Chaque année, les tea sommeliers que nous sommes ont droit à leur marathon. Il a pour nom Darjeeling. Les échantillons de thés de printemps en provenance de cette région arrivent par pochette de dix, vingt, trente. Il faut tout goûter dans la demi-journée si l’on veut avoir une chance que les thés soient encore disponibles. Plus l’on se dépêche, plus c’est cher, mais plus l’on tarde et plus on prend le risque de ne rien avoir du tout des thés que l’on aime. Cet exercice qui ne se pratique que pour Darjeeling, du fait que les ventes se font au plus offrant et que les lots ne dépassent pas quelques dizaines de kilos, dure environ six semaines.
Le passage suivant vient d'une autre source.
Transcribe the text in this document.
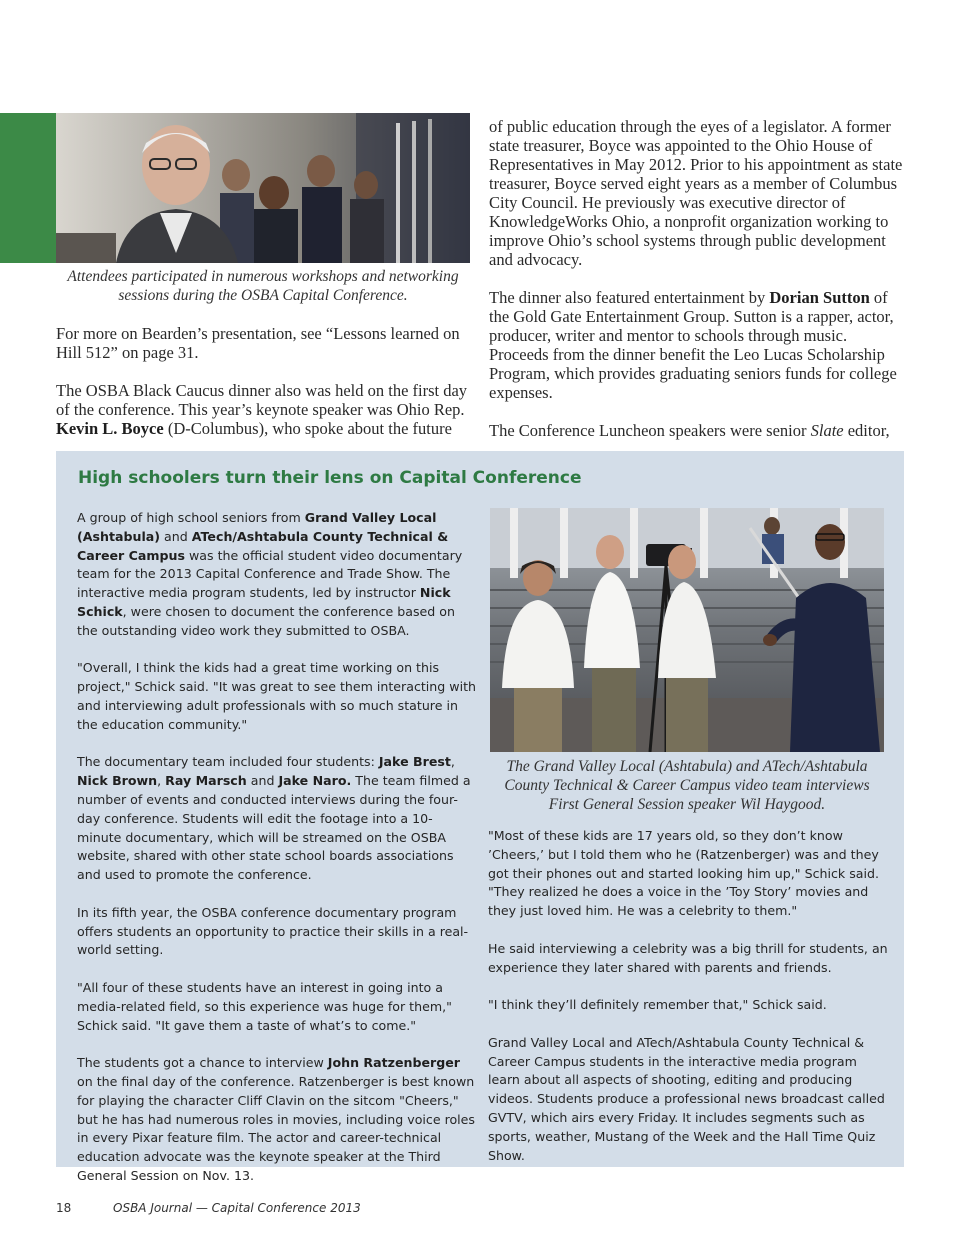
Attendees participated in numerous workshops and networking sessions during the OSBA Capital Conference.

For more on Bearden’s presentation, see “Lessons learned on Hill 512” on page 31.

The OSBA Black Caucus dinner also was held on the first day of the conference. This year’s keynote speaker was Ohio Rep. Kevin L. Boyce (D-Columbus), who spoke about the future

of public education through the eyes of a legislator. A former state treasurer, Boyce was appointed to the Ohio House of Representatives in May 2012. Prior to his appointment as state treasurer, Boyce served eight years as a member of Columbus City Council. He previously was executive director of KnowledgeWorks Ohio, a nonprofit organization working to improve Ohio’s school systems through public development and advocacy.

The dinner also featured entertainment by Dorian Sutton of the Gold Gate Entertainment Group. Sutton is a rapper, actor, producer, writer and mentor to schools through music. Proceeds from the dinner benefit the Leo Lucas Scholarship Program, which provides graduating seniors funds for college expenses.

The Conference Luncheon speakers were senior Slate editor,

High schoolers turn their lens on Capital Conference

A group of high school seniors from Grand Valley Local (Ashtabula) and ATech/Ashtabula County Technical & Career Campus was the official student video documentary team for the 2013 Capital Conference and Trade Show. The interactive media program students, led by instructor Nick Schick, were chosen to document the conference based on the outstanding video work they submitted to OSBA.

"Overall, I think the kids had a great time working on this project," Schick said. "It was great to see them interacting with and interviewing adult professionals with so much stature in the education community."

The documentary team included four students: Jake Brest, Nick Brown, Ray Marsch and Jake Naro. The team filmed a number of events and conducted interviews during the four-day conference. Students will edit the footage into a 10-minute documentary, which will be streamed on the OSBA website, shared with other state school boards associations and used to promote the conference.

In its fifth year, the OSBA conference documentary program offers students an opportunity to practice their skills in a real-world setting.

"All four of these students have an interest in going into a media-related field, so this experience was huge for them," Schick said. "It gave them a taste of what’s to come."

The students got a chance to interview John Ratzenberger on the final day of the conference. Ratzenberger is best known for playing the character Cliff Clavin on the sitcom "Cheers," but he has had numerous roles in movies, including voice roles in every Pixar feature film. The actor and career-technical education advocate was the keynote speaker at the Third General Session on Nov. 13.

"Most of these kids are 17 years old, so they don’t know ’Cheers,’ but I told them who he (Ratzenberger) was and they got their phones out and started looking him up," Schick said. "They realized he does a voice in the ’Toy Story’ movies and they just loved him. He was a celebrity to them."

He said interviewing a celebrity was a big thrill for students, an experience they later shared with parents and friends.

"I think they’ll definitely remember that," Schick said.

Grand Valley Local and ATech/Ashtabula County Technical & Career Campus students in the interactive media program learn about all aspects of shooting, editing and producing videos. Students produce a professional news broadcast called GVTV, which airs every Friday. It includes segments such as sports, weather, Mustang of the Week and the Hall Time Quiz Show.

The Grand Valley Local (Ashtabula) and ATech/Ashtabula County Technical & Career Campus video team interviews First General Session speaker Wil Haygood.
18	OSBA Journal — Capital Conference 2013
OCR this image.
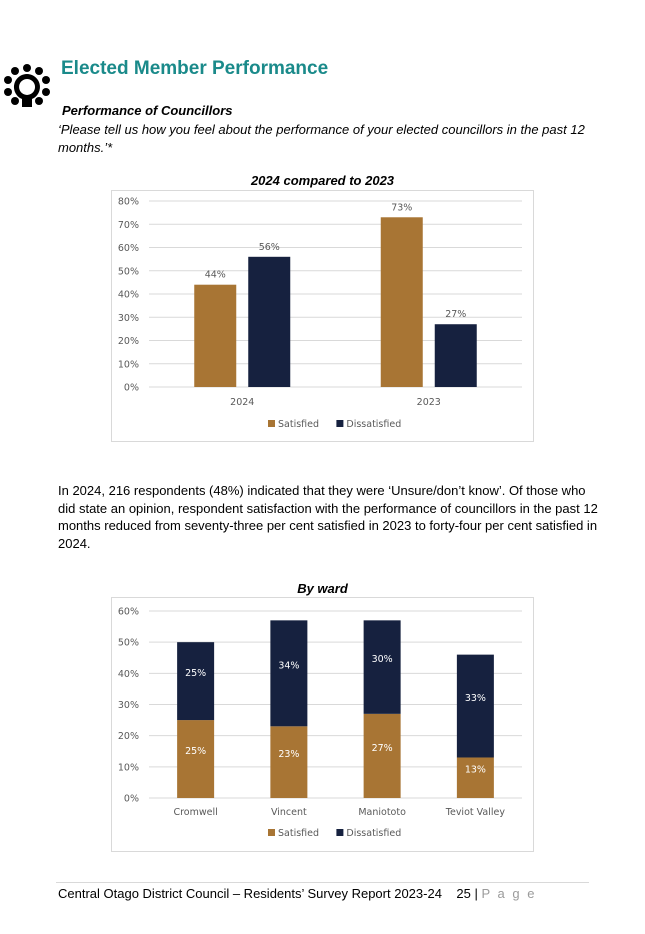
Elected Member Performance
Performance of Councillors
‘Please tell us how you feel about the performance of your elected councillors in the past 12 months.’*
2024 compared to 2023
0%
10%
20%
30%
40%
50%
60%
70%
80%
2024
44%
56%
2023
73%
27%
Satisfied	Dissatisfied
In 2024, 216 respondents (48%) indicated that they were ‘Unsure/don’t know’. Of those who did state an opinion, respondent satisfaction with the performance of councillors in the past 12 months reduced from seventy-three per cent satisfied in 2023 to forty-four per cent satisfied in 2024.
By ward
0%
10%
20%
30%
40%
50%
60%
Cromwell
25%
25%
Vincent
23%
34%
Maniototo
27%
30%
Teviot Valley
13%
33%
Satisfied	Dissatisfied
Central Otago District Council – Residents’ Survey Report 2023-24 25 | P a g e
A la suite de quoi toute la production printanière a trouvé preneur et les théiers, contrariés par trois prélèvements successifs, font une pause avant de reprendre leur pousse. On peut se permettre ici un constat : année après année, ces thé valent de plus en plus cher. Pourtant, tous les jardins situés à Darjeeling prétendent perdre de l’argent du fait des coûts de production en hausse, et ces hausses ne semblent malheureusement pas bénéficier aux cueilleuses. Les audits de Mckinsey, si décriés en cette veille d’élection, seraient ici précieux pour faire la lumière sur ce mystère.
A chacun sa préparation
Lorsque l’on achète un thé, on apprécie de disposer d’informations qui permettent de le préparer de la meilleure façon qui soit aux fins d’obtenir la liqueur la plus riche en termes d’arômes et la plus équilibrée. C’est pourquoi les indications de températures et de durée d’infusion portée sur chaque paquet sont précieuses. Pour autant, ces recommandations ne sont pas parfaites. Celui qui découvre un thé ne le prépare pas de la même manière que l’amateur éclairé. Pour une première fois, on apprécie une infusion un peu poussée qui affirme de façon claire les caractéristiques du cru en question. Et plus on connaît un thé, plus on le fait infuser peu de temps, quitte à employer davantage de feuilles. Les indications de température et de durée d’infusion ne sont donc pas à suivre à la lettre ; elles désignent plutôt une température maximum, un temps d’infusion maximum. Et à partir de là, chacun peut agir à sa guise et jouer avec la préparation dans le sens qui lui convient.
Un métier de chercheur
Dans moins de trois mois, le cycle du printemps commence et avec lui ses moissons de nouvelles récoltes. Comme chaque année, en plus des incontournables, mon assistant chercheur de thé et moi-même allons partir en quête de thés rares. Le travail d’un chercheur de thé consiste à refaire en permanence sa sélection de thés, déguster les nouveaux crus des fermiers avec lesquels il travaille déjà (et rien ne dit que quelqu’un ayant produit un thé exceptionnel l’année précédente va réussir à en produire d’aussi bons l’année d’après). Et le travail consiste également à aller trouver de nouveaux fermiers, dans des régions de production déjà réputées autant que dans de nouvelles régions où des pionniers commencent à acquérir le savoir-faire nécessaire. Sur cette photo, un paysage du Malawi, un pays dont personne ne savait il y a seulement quelques années qu’il serait un jour capable de produire du bon thé.